Listening to your customers is a double-edged sword. One one hand, customers guide the evolution of your existing products. On the other hand, as Henry Ford famously noted their desire for a faster horse, rather than an automobile, customers can lead you to a road with constant low-margin modifications of obsolete products.
Herbert M. Allison (YC '65), Chairman, President and CEO of TIAA-CREF, in his talk in the Yale Business & Management lecture series ( 3/23/06) mentions a solution to this problem. He says that listening to your customers should actually mean listening to two different groups of people: the ones that you already have as your customers and the ones the you would like to have as your future customers. He gives example of General Motors that got extremely good at building large rear-drive vehicles, and for a long time looked at its European and Japanese competitors as a distraction, rather than a sign of emerging customer preference.

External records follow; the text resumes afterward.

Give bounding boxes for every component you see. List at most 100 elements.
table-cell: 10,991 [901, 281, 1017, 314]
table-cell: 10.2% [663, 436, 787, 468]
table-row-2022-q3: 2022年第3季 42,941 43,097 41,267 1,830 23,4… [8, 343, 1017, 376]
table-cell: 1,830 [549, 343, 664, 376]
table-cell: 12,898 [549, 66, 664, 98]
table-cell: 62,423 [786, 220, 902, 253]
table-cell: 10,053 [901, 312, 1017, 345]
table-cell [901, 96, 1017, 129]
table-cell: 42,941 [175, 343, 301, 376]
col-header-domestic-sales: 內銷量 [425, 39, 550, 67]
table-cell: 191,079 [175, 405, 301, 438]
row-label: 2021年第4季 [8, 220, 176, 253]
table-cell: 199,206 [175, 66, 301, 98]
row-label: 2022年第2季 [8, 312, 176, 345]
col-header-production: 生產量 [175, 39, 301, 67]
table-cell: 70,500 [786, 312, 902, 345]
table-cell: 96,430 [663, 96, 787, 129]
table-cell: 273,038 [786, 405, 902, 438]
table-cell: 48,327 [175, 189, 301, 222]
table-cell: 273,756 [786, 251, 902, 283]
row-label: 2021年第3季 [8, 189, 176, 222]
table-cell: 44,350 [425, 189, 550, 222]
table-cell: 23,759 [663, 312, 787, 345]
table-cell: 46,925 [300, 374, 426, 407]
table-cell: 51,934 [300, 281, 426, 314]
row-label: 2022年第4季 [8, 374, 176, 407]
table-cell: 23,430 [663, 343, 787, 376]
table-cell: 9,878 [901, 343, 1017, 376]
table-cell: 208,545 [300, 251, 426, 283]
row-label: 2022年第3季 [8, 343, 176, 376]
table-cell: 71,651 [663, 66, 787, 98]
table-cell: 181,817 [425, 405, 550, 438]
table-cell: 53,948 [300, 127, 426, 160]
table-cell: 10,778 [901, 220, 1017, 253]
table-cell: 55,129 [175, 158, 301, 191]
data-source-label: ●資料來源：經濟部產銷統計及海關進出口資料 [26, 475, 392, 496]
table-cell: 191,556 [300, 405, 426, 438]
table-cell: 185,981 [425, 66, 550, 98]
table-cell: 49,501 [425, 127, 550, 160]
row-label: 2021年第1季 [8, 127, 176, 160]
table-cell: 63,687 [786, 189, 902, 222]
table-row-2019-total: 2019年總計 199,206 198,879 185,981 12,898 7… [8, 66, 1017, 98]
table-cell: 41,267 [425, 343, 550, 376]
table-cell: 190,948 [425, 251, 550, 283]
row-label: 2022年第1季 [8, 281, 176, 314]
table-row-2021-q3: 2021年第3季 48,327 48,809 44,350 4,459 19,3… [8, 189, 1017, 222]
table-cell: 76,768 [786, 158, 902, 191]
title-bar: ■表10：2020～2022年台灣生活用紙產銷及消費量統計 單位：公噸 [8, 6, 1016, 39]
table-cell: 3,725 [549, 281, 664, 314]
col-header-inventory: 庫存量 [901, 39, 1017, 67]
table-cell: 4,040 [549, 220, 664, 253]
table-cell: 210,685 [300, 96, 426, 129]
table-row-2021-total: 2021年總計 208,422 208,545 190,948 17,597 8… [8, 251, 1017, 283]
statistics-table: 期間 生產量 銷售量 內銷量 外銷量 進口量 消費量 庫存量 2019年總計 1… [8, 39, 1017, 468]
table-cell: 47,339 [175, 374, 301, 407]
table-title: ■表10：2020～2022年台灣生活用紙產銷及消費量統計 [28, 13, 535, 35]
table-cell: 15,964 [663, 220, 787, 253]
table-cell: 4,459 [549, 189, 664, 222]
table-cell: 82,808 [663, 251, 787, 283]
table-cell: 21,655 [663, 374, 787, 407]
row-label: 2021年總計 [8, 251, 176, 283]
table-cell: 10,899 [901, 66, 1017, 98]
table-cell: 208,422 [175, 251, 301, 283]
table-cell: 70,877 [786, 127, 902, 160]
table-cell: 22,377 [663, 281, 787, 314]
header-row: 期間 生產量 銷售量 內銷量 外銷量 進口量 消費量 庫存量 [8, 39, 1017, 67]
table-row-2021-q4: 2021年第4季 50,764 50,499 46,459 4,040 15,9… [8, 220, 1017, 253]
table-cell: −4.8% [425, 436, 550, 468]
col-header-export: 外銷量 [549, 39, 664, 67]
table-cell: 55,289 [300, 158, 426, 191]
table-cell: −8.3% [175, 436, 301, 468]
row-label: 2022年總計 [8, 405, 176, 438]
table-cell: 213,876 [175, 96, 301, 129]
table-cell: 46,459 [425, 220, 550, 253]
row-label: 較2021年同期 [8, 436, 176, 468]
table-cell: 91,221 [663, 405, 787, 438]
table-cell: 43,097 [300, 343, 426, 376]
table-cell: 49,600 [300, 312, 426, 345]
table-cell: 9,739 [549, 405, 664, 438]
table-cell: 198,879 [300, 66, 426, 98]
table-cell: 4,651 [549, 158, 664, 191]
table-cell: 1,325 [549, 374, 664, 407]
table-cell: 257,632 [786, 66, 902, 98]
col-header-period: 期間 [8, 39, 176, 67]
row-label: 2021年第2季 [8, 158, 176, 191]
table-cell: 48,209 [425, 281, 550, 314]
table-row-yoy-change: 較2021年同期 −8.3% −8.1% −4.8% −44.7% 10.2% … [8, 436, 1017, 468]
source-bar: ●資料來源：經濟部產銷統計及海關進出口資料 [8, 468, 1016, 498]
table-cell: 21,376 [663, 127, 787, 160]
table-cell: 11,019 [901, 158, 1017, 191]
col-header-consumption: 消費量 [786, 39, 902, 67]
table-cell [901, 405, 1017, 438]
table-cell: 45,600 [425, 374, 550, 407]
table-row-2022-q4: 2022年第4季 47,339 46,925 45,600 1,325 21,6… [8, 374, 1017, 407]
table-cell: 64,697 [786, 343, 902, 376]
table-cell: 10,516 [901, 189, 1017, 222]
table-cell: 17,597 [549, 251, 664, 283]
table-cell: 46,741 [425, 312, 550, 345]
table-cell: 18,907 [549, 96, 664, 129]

Allison's point undelines the challenge of product innovation, especially for large successful companies. The are so good at "owning" their current customer base that they forget to identify emerging opportunities. Monopolies like Microsoft can easily fall into this trap. Just consider the Vista fiasco. The operating system that took thousands of programming man-years to develop could not compete Windows XP, its own previous version.
The solution to the Innovator's Dilemma ["you have to listen to your customers, and you don't have to listen to your customers"] lies in aplying the separation principles. First, separate in space, e.g. find a different set of customers; second, in time, e.g. over time develop different needs within the same customer base.